# Garage Door opener cable/chain binding



## Just Bill (Dec 21, 2008)

Not sure what you are describing??? The carriage is the part that connects to the door. I have some really old openers but that part has never been an issue. The chain should be tightened so there is maybe 1/2-3/4" slack in the chain. It should not droop below the rail.


----------



## Ron6519 (Mar 28, 2007)

The carraige sides along the rail. If the chain is properly tensioned it should ride about 1/2" above the rail. Did you check to see if the rail is properly attached to the motor head. If it's raised on one side or not tight to the head, it might explain the sproket stripping.
Another issue is the track. If it's bowed, then the two sprokets(front and rear) won't be on the same plane. Also check the front sproket for proper attachment. If the track is twisted, it will affect the sproket alignment.
Ron


----------



## afollower (Jan 27, 2009)

Thanks for the replies! I'm sorry... I was speaking about the *trolly* and said _carriage_. There is an inner trolly and an outer trolly that connect as one when not in manual. The cable connects to the inner trolly and then around the idler pulley. Then they have the cable going along the rail and *between or through the inner and outer trolley* to the sprocket and then back to the inner trolley on the other side to tighten the slack out of the chain. I have always worked with belt or screw drives and not a chain drive, which is a little different. I have the chain tightened to 1/2 inch up from the bottom of the rail.
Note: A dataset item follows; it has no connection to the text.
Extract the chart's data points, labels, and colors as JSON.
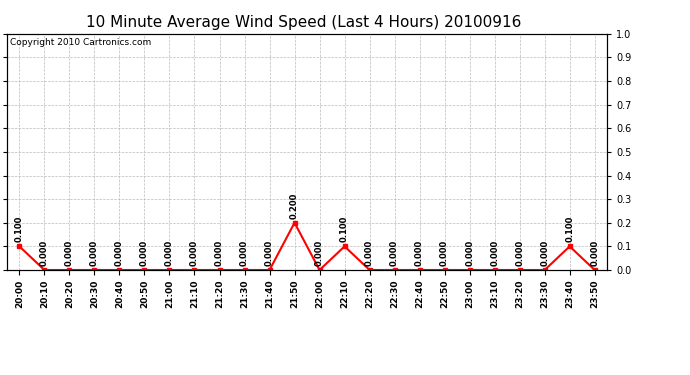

I found the manual for this Sears unit on the web and it appears that the cable/chain *should not go between the inner and outer trolley* but along the outside of the trolley and down the rail, yet this is how my friends GDO is assembled--going through the trolley. Everytime the cable to chain connection gets to the trolley it hangs up or disengages it to manual. Am I correct in assuming that the cable/chain should run on the outside of the trolley (opposite side of where it connects to the inner trolley) and along the rail??

If I lived closer to my friend I would take a picture for you. Your help is greatly appreciated.


----------



## afollower (Jan 27, 2009)

Well DIY-ers that was the problem! Whoever installed the opener ran the cable/chain through the trolley when it should have been outside the trolley. My friend said that they never had a problem with it as far as they could remember and that is just plain remarkable to me. I re-ran the cable/chain and it works like new--or better than new!!! Thanks for the help.


----------